За стеклами витрин разноцветными пятнами маячили нарядные пирожные, в кадушках пылали жемчужины икринок, подернутые инеем, тускло мерцали в лотках гладкие стерляди, грудились сырокопченые деликатесы, на стойках теснились бутылки с алкоголем – от одних названий голова шла кругом.
У прилавка с колбасами дыхание перехватило и отчаянно засосало под ложечкой. «Колбаса Моркон Иберико Бейота сыровяленая 380 рублей сто грамм», – озвучил он наглый ценник, заметив, что эту иберийскую свинью наверняка кормили желудями, а не помоями.
Нервными пальцами человек нащупал в кармане завалявшуюся семечку. Не сводя глаз с «Брезаолы кабаньей» – четыре с полтиной за грамм, щелкнул зубами и злобно сплюнул скорлупки под ноги. Нет, он не обсмотрелся, за один грамм!
«При диаметре около десяти сантиметров, долька толщиной пол сантиметра по весу будет грамм 50, – живо прикинул он. – Выходит рублей 220 кусочек». И эта мысль его опечалила. До зарплаты осталось пятьсот рублей и неделя жизни. А тут два кусочка из затравленного зверя…
– Мирыч, просыпайся, смена пришла! – пробасил над ухом дед Пихто и, посмеиваясь, ткнул кулаком дремавшего на засаленной кушетке. – Как давление в системе?
– Нормально.
– А твоё как?
– Аналогично, – буркнул в ответ человек, и наспех чиркнув в рабочем журнале автограф, вышел из котельной.
Он сам не понял, как снова очутился перед заветной витриной. На этот раз вокруг бурлила жизнь. Людей в гастрономе было много, правда, они всё больше фотографировали еду, чем покупали.

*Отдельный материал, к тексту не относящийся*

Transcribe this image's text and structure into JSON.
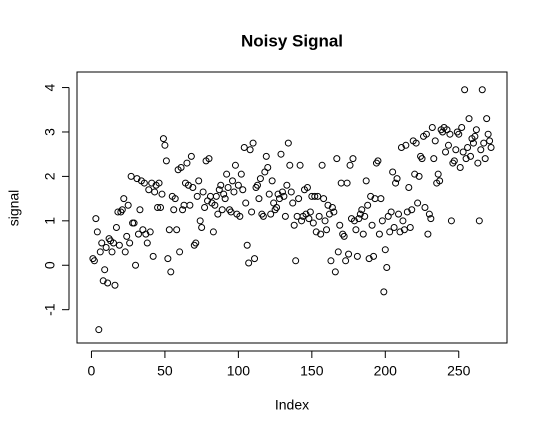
{
  "chart_data": {
    "type": "scatter",
    "title": "Noisy Signal",
    "x_label": "Index",
    "y_label": "signal",
    "x": [
      1,
      2,
      3,
      4,
      5,
      6,
      7,
      8,
      9,
      10,
      11,
      12,
      13,
      14,
      15,
      16,
      17,
      18,
      19,
      20,
      21,
      22,
      23,
      24,
      25,
      26,
      27,
      28,
      29,
      30,
      31,
      32,
      33,
      34,
      35,
      36,
      37,
      38,
      39,
      40,
      41,
      42,
      43,
      44,
      45,
      46,
      47,
      48,
      49,
      50,
      51,
      52,
      53,
      54,
      55,
      56,
      57,
      58,
      59,
      60,
      61,
      62,
      63,
      64,
      65,
      66,
      67,
      68,
      69,
      70,
      71,
      72,
      73,
      74,
      75,
      76,
      77,
      78,
      79,
      80,
      81,
      82,
      83,
      84,
      85,
      86,
      87,
      88,
      89,
      90,
      91,
      92,
      93,
      94,
      95,
      96,
      97,
      98,
      99,
      100,
      101,
      102,
      103,
      104,
      105,
      106,
      107,
      108,
      109,
      110,
      111,
      112,
      113,
      114,
      115,
      116,
      117,
      118,
      119,
      120,
      121,
      122,
      123,
      124,
      125,
      126,
      127,
      128,
      129,
      130,
      131,
      132,
      133,
      134,
      135,
      136,
      137,
      138,
      139,
      140,
      141,
      142,
      143,
      144,
      145,
      146,
      147,
      148,
      149,
      150,
      151,
      152,
      153,
      154,
      155,
      156,
      157,
      158,
      159,
      160,
      161,
      162,
      163,
      164,
      165,
      166,
      167,
      168,
      169,
      170,
      171,
      172,
      173,
      174,
      175,
      176,
      177,
      178,
      179,
      180,
      181,
      182,
      183,
      184,
      185,
      186,
      187,
      188,
      189,
      190,
      191,
      192,
      193,
      194,
      195,
      196,
      197,
      198,
      199,
      200,
      201,
      202,
      203,
      204,
      205,
      206,
      207,
      208,
      209,
      210,
      211,
      212,
      213,
      214,
      215,
      216,
      217,
      218,
      219,
      220,
      221,
      222,
      223,
      224,
      225,
      226,
      227,
      228,
      229,
      230,
      231,
      232,
      233,
      234,
      235,
      236,
      237,
      238,
      239,
      240,
      241,
      242,
      243,
      244,
      245,
      246,
      247,
      248,
      249,
      250,
      251,
      252,
      253,
      254,
      255,
      256,
      257,
      258,
      259,
      260,
      261,
      262,
      263,
      264,
      265,
      266,
      267,
      268,
      269,
      270,
      271,
      272
    ],
    "values": [
      0.15,
      0.1,
      1.05,
      0.75,
      -1.45,
      0.3,
      0.5,
      -0.35,
      -0.1,
      0.4,
      -0.4,
      0.6,
      0.55,
      0.3,
      0.5,
      -0.45,
      0.85,
      1.2,
      0.45,
      1.2,
      1.25,
      1.5,
      0.3,
      0.65,
      1.35,
      0.5,
      2.0,
      0.95,
      0.95,
      0.0,
      1.95,
      0.7,
      1.25,
      1.9,
      0.8,
      1.85,
      0.7,
      0.5,
      1.7,
      0.75,
      1.85,
      0.2,
      1.65,
      1.8,
      1.3,
      1.85,
      1.3,
      1.6,
      2.85,
      2.7,
      2.35,
      0.15,
      0.8,
      -0.15,
      1.55,
      1.25,
      1.5,
      0.8,
      2.15,
      0.3,
      2.2,
      1.25,
      1.35,
      1.85,
      2.3,
      1.8,
      1.35,
      2.45,
      1.75,
      0.45,
      0.5,
      1.55,
      1.9,
      1.0,
      0.85,
      1.65,
      1.3,
      2.35,
      1.45,
      2.4,
      1.55,
      1.4,
      0.75,
      1.35,
      1.55,
      1.15,
      1.7,
      1.8,
      1.25,
      1.6,
      1.5,
      2.05,
      1.75,
      1.25,
      1.2,
      1.9,
      1.65,
      2.25,
      1.15,
      1.8,
      1.1,
      2.05,
      1.7,
      2.65,
      1.4,
      0.45,
      0.05,
      2.6,
      1.2,
      2.75,
      0.15,
      1.75,
      1.8,
      1.5,
      1.95,
      1.15,
      1.1,
      2.1,
      2.45,
      2.2,
      1.6,
      1.15,
      1.9,
      1.4,
      1.25,
      1.3,
      1.6,
      1.5,
      2.5,
      1.65,
      1.55,
      1.1,
      1.8,
      2.75,
      2.25,
      1.65,
      1.4,
      0.9,
      0.1,
      1.1,
      1.5,
      2.25,
      1.0,
      1.1,
      1.7,
      1.15,
      1.75,
      1.05,
      1.2,
      1.55,
      0.95,
      1.55,
      0.75,
      1.55,
      1.1,
      0.7,
      2.25,
      1.5,
      1.0,
      0.8,
      1.35,
      1.15,
      0.1,
      1.3,
      1.2,
      -0.15,
      2.4,
      0.3,
      0.9,
      1.85,
      0.7,
      0.65,
      0.1,
      1.85,
      0.25,
      2.25,
      1.05,
      2.4,
      1.0,
      0.8,
      0.2,
      1.05,
      1.15,
      1.25,
      0.7,
      1.1,
      1.9,
      1.35,
      0.15,
      1.55,
      0.9,
      0.2,
      1.5,
      2.3,
      2.35,
      0.7,
      1.5,
      1.0,
      -0.6,
      0.35,
      -0.05,
      1.1,
      0.75,
      1.2,
      2.1,
      0.85,
      1.85,
      1.95,
      1.15,
      0.75,
      2.65,
      1.0,
      0.8,
      2.7,
      1.2,
      1.75,
      0.85,
      1.25,
      2.8,
      2.05,
      2.75,
      1.4,
      2.0,
      2.45,
      2.4,
      2.9,
      1.3,
      2.95,
      0.7,
      1.15,
      1.05,
      3.1,
      2.4,
      2.8,
      1.85,
      2.05,
      1.9,
      3.05,
      3.0,
      3.1,
      2.55,
      3.05,
      2.7,
      2.95,
      1.0,
      2.3,
      2.35,
      2.6,
      3.0,
      2.95,
      2.2,
      3.1,
      2.55,
      3.95,
      2.4,
      2.65,
      3.3,
      2.45,
      2.85,
      2.75,
      2.9,
      3.05,
      2.3,
      1.0,
      2.6,
      3.95,
      2.75,
      2.4,
      3.3,
      2.95,
      2.8,
      2.65
    ],
    "color": "#000000",
    "xlim": [
      -9.84,
      282.84
    ],
    "xticks": [
      0,
      50,
      100,
      150,
      200,
      250
    ],
    "ylim": [
      -1.75,
      4.35
    ],
    "yticks": [
      -1,
      0,
      1,
      2,
      3,
      4
    ]
  }
}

Продавщица глядела на него с нежностью, а он мрачно, то на неё, то на «Брезаолу кабанью». Наконец, девушка не выдержала и вкрадчиво поинтересовалась, не желает ли чего.
«Желаю!» – неожиданно для себя с вызовом ответил человек и вытащил из заднего кармана джинсов помятую, как рожа деда Пихто пятисотку.
– Мне сто грамм этой, – хмурясь, ткнул пальцем в багровую плотную палку.
– Вам куском или нарезать?
– Режь!
Девушка взяла лазерный нож и ловко сняла семь прозрачных лепестков с колбасной тушки. И на душе сразу стало тепло и покойно. «На неделю хватит, – подумал человек, пересчитывая мелочь. –… и на батон осталось».
Борт №1 плавно катил по бетонной полосе еще метров триста пока окончательно не замер.
– … просыпайтесь… прибыли…– шелестел возле уха вкрадчивый голос пресс-секретаря.
Человек открыл глаза и рассеянно глянул в иллюминатор.